Rommel had a concentration of guns, armor and Italians at El Hamma. Coningham turned loose nearly every medium and light bomber in North Africa on the still-cocky Nazi. For two and a half hours, sticks of bombs were continuously in the air. At the end of the breakthrough and the pursuit, Rommel had lost 300 tanks and vehicles, and his armored back was finally broken.
More light on Z followed for the Germans when Coningham again used his whole force to bomb Tunis. It was the payoff. Tunis surrendered in 48 hours. He considers this his best tactical performance up to the Normandy invasion.
"Redoubtable Warrior." Arthur Coningham is over six feet tall, and built to scale. Sleek, urbane, convivial, popular, he does not smoke, drinks practically nothing (an occasional sherry, gin-&-bitters or small whiskey with meals).

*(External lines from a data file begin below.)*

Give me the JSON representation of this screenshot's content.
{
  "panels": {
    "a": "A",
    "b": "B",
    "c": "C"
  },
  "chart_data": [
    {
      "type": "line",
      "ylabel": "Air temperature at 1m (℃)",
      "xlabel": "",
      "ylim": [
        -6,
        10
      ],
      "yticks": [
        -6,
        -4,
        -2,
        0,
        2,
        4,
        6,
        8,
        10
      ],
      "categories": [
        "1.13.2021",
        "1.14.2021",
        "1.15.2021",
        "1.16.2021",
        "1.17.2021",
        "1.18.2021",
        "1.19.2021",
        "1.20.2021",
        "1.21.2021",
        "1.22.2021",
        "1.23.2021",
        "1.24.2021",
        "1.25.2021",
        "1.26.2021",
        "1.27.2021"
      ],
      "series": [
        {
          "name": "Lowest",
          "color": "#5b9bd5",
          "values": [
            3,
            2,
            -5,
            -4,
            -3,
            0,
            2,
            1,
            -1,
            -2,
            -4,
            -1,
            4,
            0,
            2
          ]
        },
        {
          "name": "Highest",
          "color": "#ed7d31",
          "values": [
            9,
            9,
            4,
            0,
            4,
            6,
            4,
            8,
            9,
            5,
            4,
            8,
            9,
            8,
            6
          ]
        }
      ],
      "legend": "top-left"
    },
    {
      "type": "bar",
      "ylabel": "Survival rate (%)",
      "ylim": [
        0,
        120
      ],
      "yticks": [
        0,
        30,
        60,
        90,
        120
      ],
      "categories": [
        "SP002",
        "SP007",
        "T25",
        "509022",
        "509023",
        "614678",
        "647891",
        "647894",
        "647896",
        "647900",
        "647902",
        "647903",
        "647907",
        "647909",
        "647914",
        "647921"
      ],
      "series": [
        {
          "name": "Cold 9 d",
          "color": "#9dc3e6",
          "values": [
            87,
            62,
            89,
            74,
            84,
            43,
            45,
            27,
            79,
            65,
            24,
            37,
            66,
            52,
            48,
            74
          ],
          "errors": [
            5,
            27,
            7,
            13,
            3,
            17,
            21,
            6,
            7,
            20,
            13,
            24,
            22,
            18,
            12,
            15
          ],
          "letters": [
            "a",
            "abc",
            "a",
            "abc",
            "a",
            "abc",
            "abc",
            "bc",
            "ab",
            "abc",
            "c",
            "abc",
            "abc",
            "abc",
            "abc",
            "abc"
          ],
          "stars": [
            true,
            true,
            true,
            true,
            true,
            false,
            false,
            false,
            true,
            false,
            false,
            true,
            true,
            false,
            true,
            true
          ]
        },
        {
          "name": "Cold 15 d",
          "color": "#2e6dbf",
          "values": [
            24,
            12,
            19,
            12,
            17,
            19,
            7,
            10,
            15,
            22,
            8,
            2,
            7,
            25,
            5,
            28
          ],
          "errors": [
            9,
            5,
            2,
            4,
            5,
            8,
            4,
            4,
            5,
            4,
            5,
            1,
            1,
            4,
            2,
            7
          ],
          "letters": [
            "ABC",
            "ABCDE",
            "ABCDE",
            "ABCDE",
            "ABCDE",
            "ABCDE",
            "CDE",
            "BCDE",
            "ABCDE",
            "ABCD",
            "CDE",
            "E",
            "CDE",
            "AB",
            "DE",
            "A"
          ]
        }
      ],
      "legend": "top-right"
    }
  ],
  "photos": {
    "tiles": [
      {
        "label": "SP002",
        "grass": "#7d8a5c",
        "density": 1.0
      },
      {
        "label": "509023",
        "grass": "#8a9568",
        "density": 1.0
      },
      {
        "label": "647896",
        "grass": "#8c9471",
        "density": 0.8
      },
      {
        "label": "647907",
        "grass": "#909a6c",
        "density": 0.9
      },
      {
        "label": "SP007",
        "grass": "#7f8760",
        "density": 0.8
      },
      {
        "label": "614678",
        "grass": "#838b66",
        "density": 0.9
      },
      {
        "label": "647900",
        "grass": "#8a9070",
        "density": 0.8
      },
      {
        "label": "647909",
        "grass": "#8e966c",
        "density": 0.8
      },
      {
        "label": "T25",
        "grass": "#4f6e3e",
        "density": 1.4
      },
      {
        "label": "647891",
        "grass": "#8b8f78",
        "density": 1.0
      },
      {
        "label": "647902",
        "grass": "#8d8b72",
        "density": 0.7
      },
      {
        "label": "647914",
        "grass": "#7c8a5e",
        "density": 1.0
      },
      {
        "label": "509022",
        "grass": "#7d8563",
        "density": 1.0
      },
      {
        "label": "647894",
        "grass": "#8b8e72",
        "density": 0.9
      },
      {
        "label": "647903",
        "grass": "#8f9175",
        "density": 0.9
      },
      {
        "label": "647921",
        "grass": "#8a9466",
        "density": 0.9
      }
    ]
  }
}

Win ston Churchill once referred to him as "no mere technician but a redoubtable warrior."
Arthur's father, a keen Australian cricketer with flowing blond mustaches, walked out on his team during an England v. Australia Test Match to attend the birth of his son in 1895. Arthur was born in Brisbane, but grew up and was educated in New Zealand, prefers to be known as a New Zealander. "Lloyd George," he says, "is known as a Welshman, yet he was born in Manchester." Coningham's odd nickname, "Mary," is a corruption of Maori, which means a New Zealand aborigine. In the service of a country whose red-blooded he-men are often Cyrils, Cuthberts, Clarences and Vivians, he does not mind being called "Mary." But he strenuously objected to a newspaper article which said he was "a scholarly type." He exploded: "I'm not a scholar -- I'm an athlete." During the battle of Alamein he took a swim every morning before breakfast. He plays golf (left-handed), shoots, sails. In 1932 he married a girl who had raced sailboats against him for years. His wife is now as busy as he is; she looks after Empire troops on leave in London. They have one daughter, now eleven.

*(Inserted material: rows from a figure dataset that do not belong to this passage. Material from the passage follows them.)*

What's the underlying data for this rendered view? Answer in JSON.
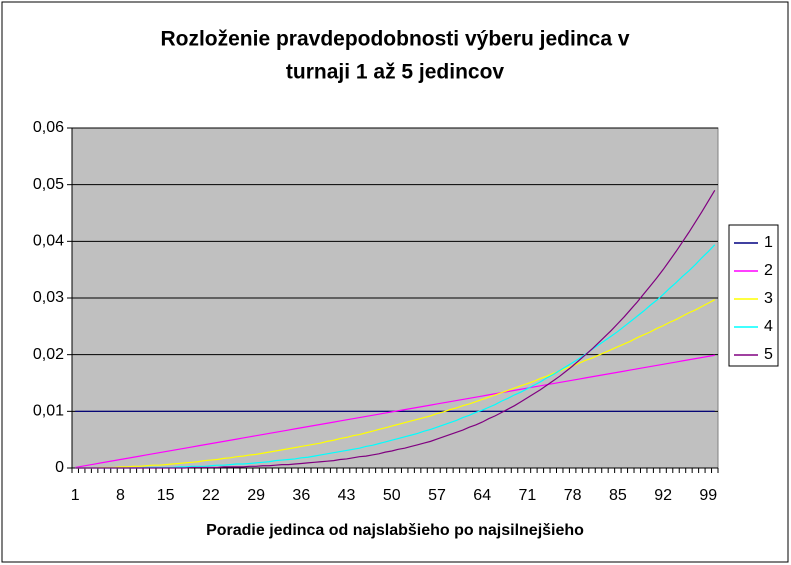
{
  "chart_data": {
    "type": "line",
    "title": [
      "Rozloženie pravdepodobnosti výberu jedinca v",
      "turnaji 1 až 5 jedincov"
    ],
    "x_label": "Poradie jedinca od najslabšieho po najsilnejšieho",
    "categories": [
      "1",
      null,
      null,
      null,
      null,
      null,
      null,
      "8",
      null,
      null,
      null,
      null,
      null,
      null,
      "15",
      null,
      null,
      null,
      null,
      null,
      null,
      "22",
      null,
      null,
      null,
      null,
      null,
      null,
      "29",
      null,
      null,
      null,
      null,
      null,
      null,
      "36",
      null,
      null,
      null,
      null,
      null,
      null,
      "43",
      null,
      null,
      null,
      null,
      null,
      null,
      "50",
      null,
      null,
      null,
      null,
      null,
      null,
      "57",
      null,
      null,
      null,
      null,
      null,
      null,
      "64",
      null,
      null,
      null,
      null,
      null,
      null,
      "71",
      null,
      null,
      null,
      null,
      null,
      null,
      "78",
      null,
      null,
      null,
      null,
      null,
      null,
      "85",
      null,
      null,
      null,
      null,
      null,
      null,
      "92",
      null,
      null,
      null,
      null,
      null,
      null,
      "99",
      null
    ],
    "ylim": [
      0,
      0.06
    ],
    "yticks": [
      0,
      {
        "value": 0.01,
        "label": "0,01"
      },
      {
        "value": 0.02,
        "label": "0,02"
      },
      {
        "value": 0.03,
        "label": "0,03"
      },
      {
        "value": 0.04,
        "label": "0,04"
      },
      {
        "value": 0.05,
        "label": "0,05"
      },
      {
        "value": 0.06,
        "label": "0,06"
      }
    ],
    "grid": true,
    "legend": "right",
    "series": [
      {
        "name": "1",
        "color": "#000080",
        "values": [
          0.01,
          0.01,
          0.01,
          0.01,
          0.01,
          0.01,
          0.01,
          0.01,
          0.01,
          0.01,
          0.01,
          0.01,
          0.01,
          0.01,
          0.01,
          0.01,
          0.01,
          0.01,
          0.01,
          0.01,
          0.01,
          0.01,
          0.01,
          0.01,
          0.01,
          0.01,
          0.01,
          0.01,
          0.01,
          0.01,
          0.01,
          0.01,
          0.01,
          0.01,
          0.01,
          0.01,
          0.01,
          0.01,
          0.01,
          0.01,
          0.01,
          0.01,
          0.01,
          0.01,
          0.01,
          0.01,
          0.01,
          0.01,
          0.01,
          0.01,
          0.01,
          0.01,
          0.01,
          0.01,
          0.01,
          0.01,
          0.01,
          0.01,
          0.01,
          0.01,
          0.01,
          0.01,
          0.01,
          0.01,
          0.01,
          0.01,
          0.01,
          0.01,
          0.01,
          0.01,
          0.01,
          0.01,
          0.01,
          0.01,
          0.01,
          0.01,
          0.01,
          0.01,
          0.01,
          0.01,
          0.01,
          0.01,
          0.01,
          0.01,
          0.01,
          0.01,
          0.01,
          0.01,
          0.01,
          0.01,
          0.01,
          0.01,
          0.01,
          0.01,
          0.01,
          0.01,
          0.01,
          0.01,
          0.01,
          0.01
        ]
      },
      {
        "name": "2",
        "color": "#ff00ff",
        "values": [
          0.0001,
          0.0003,
          0.0005,
          0.0007,
          0.0009,
          0.0011,
          0.0013,
          0.0015,
          0.0017,
          0.0019,
          0.0021,
          0.0023,
          0.0025,
          0.0027,
          0.0029,
          0.0031,
          0.0033,
          0.0035,
          0.0037,
          0.0039,
          0.0041,
          0.0043,
          0.0045,
          0.0047,
          0.0049,
          0.0051,
          0.0053,
          0.0055,
          0.0057,
          0.0059,
          0.0061,
          0.0063,
          0.0065,
          0.0067,
          0.0069,
          0.0071,
          0.0073,
          0.0075,
          0.0077,
          0.0079,
          0.0081,
          0.0083,
          0.0085,
          0.0087,
          0.0089,
          0.0091,
          0.0093,
          0.0095,
          0.0097,
          0.0099,
          0.0101,
          0.0103,
          0.0105,
          0.0107,
          0.0109,
          0.0111,
          0.0113,
          0.0115,
          0.0117,
          0.0119,
          0.0121,
          0.0123,
          0.0125,
          0.0127,
          0.0129,
          0.0131,
          0.0133,
          0.0135,
          0.0137,
          0.0139,
          0.0141,
          0.0143,
          0.0145,
          0.0147,
          0.0149,
          0.0151,
          0.0153,
          0.0155,
          0.0157,
          0.0159,
          0.0161,
          0.0163,
          0.0165,
          0.0167,
          0.0169,
          0.0171,
          0.0173,
          0.0175,
          0.0177,
          0.0179,
          0.0181,
          0.0183,
          0.0185,
          0.0187,
          0.0189,
          0.0191,
          0.0193,
          0.0195,
          0.0197,
          0.0199
        ]
      },
      {
        "name": "3",
        "color": "#ffff00",
        "values": [
          0,
          0,
          0,
          0,
          0.0001,
          0.0001,
          0.0001,
          0.0002,
          0.0002,
          0.0003,
          0.0003,
          0.0004,
          0.0005,
          0.0005,
          0.0006,
          0.0007,
          0.0008,
          0.0009,
          0.001,
          0.0011,
          0.0013,
          0.0014,
          0.0015,
          0.0017,
          0.0018,
          0.002,
          0.0021,
          0.0023,
          0.0024,
          0.0026,
          0.0028,
          0.003,
          0.0032,
          0.0034,
          0.0036,
          0.0038,
          0.004,
          0.0042,
          0.0044,
          0.0047,
          0.0049,
          0.0052,
          0.0054,
          0.0057,
          0.0059,
          0.0062,
          0.0065,
          0.0068,
          0.0071,
          0.0074,
          0.0077,
          0.008,
          0.0083,
          0.0086,
          0.0089,
          0.0092,
          0.0096,
          0.0099,
          0.0103,
          0.0106,
          0.011,
          0.0113,
          0.0117,
          0.0121,
          0.0125,
          0.0129,
          0.0133,
          0.0137,
          0.0141,
          0.0145,
          0.0149,
          0.0153,
          0.0158,
          0.0162,
          0.0167,
          0.0171,
          0.0176,
          0.018,
          0.0185,
          0.019,
          0.0194,
          0.0199,
          0.0204,
          0.0209,
          0.0214,
          0.0219,
          0.0224,
          0.023,
          0.0235,
          0.024,
          0.0246,
          0.0251,
          0.0257,
          0.0262,
          0.0268,
          0.0274,
          0.0279,
          0.0285,
          0.0291,
          0.0297
        ]
      },
      {
        "name": "4",
        "color": "#00ffff",
        "values": [
          0,
          0,
          0,
          0,
          0,
          0,
          0,
          0,
          0,
          0,
          0,
          0.0001,
          0.0001,
          0.0001,
          0.0001,
          0.0001,
          0.0002,
          0.0002,
          0.0003,
          0.0003,
          0.0003,
          0.0004,
          0.0005,
          0.0005,
          0.0006,
          0.0007,
          0.0007,
          0.0008,
          0.0009,
          0.001,
          0.0011,
          0.0013,
          0.0014,
          0.0015,
          0.0016,
          0.0018,
          0.0019,
          0.0021,
          0.0023,
          0.0025,
          0.0027,
          0.0029,
          0.0031,
          0.0033,
          0.0035,
          0.0038,
          0.004,
          0.0043,
          0.0046,
          0.0049,
          0.0052,
          0.0055,
          0.0058,
          0.0061,
          0.0065,
          0.0068,
          0.0072,
          0.0076,
          0.008,
          0.0084,
          0.0089,
          0.0093,
          0.0098,
          0.0102,
          0.0107,
          0.0112,
          0.0118,
          0.0123,
          0.0129,
          0.0134,
          0.014,
          0.0146,
          0.0152,
          0.0159,
          0.0165,
          0.0172,
          0.0179,
          0.0186,
          0.0193,
          0.0201,
          0.0209,
          0.0217,
          0.0225,
          0.0233,
          0.0241,
          0.025,
          0.0259,
          0.0268,
          0.0277,
          0.0287,
          0.0296,
          0.0306,
          0.0317,
          0.0327,
          0.0338,
          0.0348,
          0.0359,
          0.0371,
          0.0382,
          0.0394
        ]
      },
      {
        "name": "5",
        "color": "#800080",
        "values": [
          0,
          0,
          0,
          0,
          0,
          0,
          0,
          0,
          0,
          0,
          0,
          0,
          0,
          0,
          0,
          0,
          0,
          0,
          0.0001,
          0.0001,
          0.0001,
          0.0001,
          0.0001,
          0.0002,
          0.0002,
          0.0002,
          0.0002,
          0.0003,
          0.0003,
          0.0004,
          0.0004,
          0.0005,
          0.0006,
          0.0006,
          0.0007,
          0.0008,
          0.0009,
          0.001,
          0.0011,
          0.0012,
          0.0013,
          0.0015,
          0.0016,
          0.0018,
          0.002,
          0.0021,
          0.0023,
          0.0025,
          0.0028,
          0.003,
          0.0033,
          0.0035,
          0.0038,
          0.0041,
          0.0044,
          0.0047,
          0.0051,
          0.0055,
          0.0059,
          0.0063,
          0.0067,
          0.0072,
          0.0076,
          0.0081,
          0.0087,
          0.0092,
          0.0098,
          0.0104,
          0.011,
          0.0117,
          0.0124,
          0.0131,
          0.0138,
          0.0146,
          0.0154,
          0.0162,
          0.0171,
          0.018,
          0.019,
          0.02,
          0.021,
          0.0221,
          0.0232,
          0.0243,
          0.0255,
          0.0267,
          0.028,
          0.0293,
          0.0307,
          0.0321,
          0.0335,
          0.035,
          0.0366,
          0.0382,
          0.0399,
          0.0416,
          0.0434,
          0.0452,
          0.0471,
          0.049
        ]
      }
    ]
  }
}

A Plane for a Horse. On the first day of World War I, Coningham enlisted as an infantryman. Later he bought a horse, joined a cavalry outfit and went to Egypt. There he caught dysentery and enteric, dropped in weight from 170 to 98 lbs., was invalided home. Well again after six months, he went to England, joined the Royal Flying Corps, won the Military Cross and the D.S.O. during a single month. He stayed on in the Royal Air Force after the war, won the Air Force Cross in 1925 for leading a 5,600-mile flight of three De Havillands from Cairo to Nigeria.

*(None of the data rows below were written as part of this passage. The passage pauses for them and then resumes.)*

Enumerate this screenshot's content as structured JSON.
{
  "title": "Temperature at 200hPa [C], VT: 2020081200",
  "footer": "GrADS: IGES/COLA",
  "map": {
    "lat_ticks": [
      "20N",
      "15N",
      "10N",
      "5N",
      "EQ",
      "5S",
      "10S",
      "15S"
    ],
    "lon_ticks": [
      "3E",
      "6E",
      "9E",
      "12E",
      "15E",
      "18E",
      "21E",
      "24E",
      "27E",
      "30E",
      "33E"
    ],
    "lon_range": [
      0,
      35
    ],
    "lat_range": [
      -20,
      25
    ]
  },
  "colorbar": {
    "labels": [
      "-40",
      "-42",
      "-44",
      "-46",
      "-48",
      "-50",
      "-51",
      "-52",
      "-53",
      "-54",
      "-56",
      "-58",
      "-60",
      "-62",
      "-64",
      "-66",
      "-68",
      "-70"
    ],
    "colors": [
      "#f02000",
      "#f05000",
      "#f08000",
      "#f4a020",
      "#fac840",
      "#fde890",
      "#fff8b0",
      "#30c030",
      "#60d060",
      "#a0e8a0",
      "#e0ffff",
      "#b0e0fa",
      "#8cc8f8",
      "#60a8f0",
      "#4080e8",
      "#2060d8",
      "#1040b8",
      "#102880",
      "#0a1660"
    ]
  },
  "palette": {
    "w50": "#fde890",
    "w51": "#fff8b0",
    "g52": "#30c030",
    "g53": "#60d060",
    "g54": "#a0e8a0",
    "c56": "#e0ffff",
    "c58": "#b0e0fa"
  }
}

In Africa, in World War II, he lived in a trailer with red carpeting, blue doors, curtains. For a while after Tunisia was cleared of the Axis, he lived in a palatial villa, where the King and Queen visited him and Winston Churchill paddled in the pool. Now he lives and works in a London house with his aide and two staff officers. He breakfasts on a cup of tea, holds his morning conference at eight sharp.
Always interested in the next new thing, Coningham is in constant touch with aircraft designers, technicians, manufacturers. The next big thing, he says, will be jet-propelled fighters. "They are going to make our present fighters as obsolete as the monoplane made the biplane."
Some weeks ago, when the Allies were still stalled in Normandy, air-force joke-smiths circulated a cartoon entitled "This Too?"--depicting a couple of Mosquito bombers towing tanks across a wheat field. A junior officer on Coningham's staff scrutinized the cartoon, grinned, said: "We'd better not show it to the chief. He'd want to try it."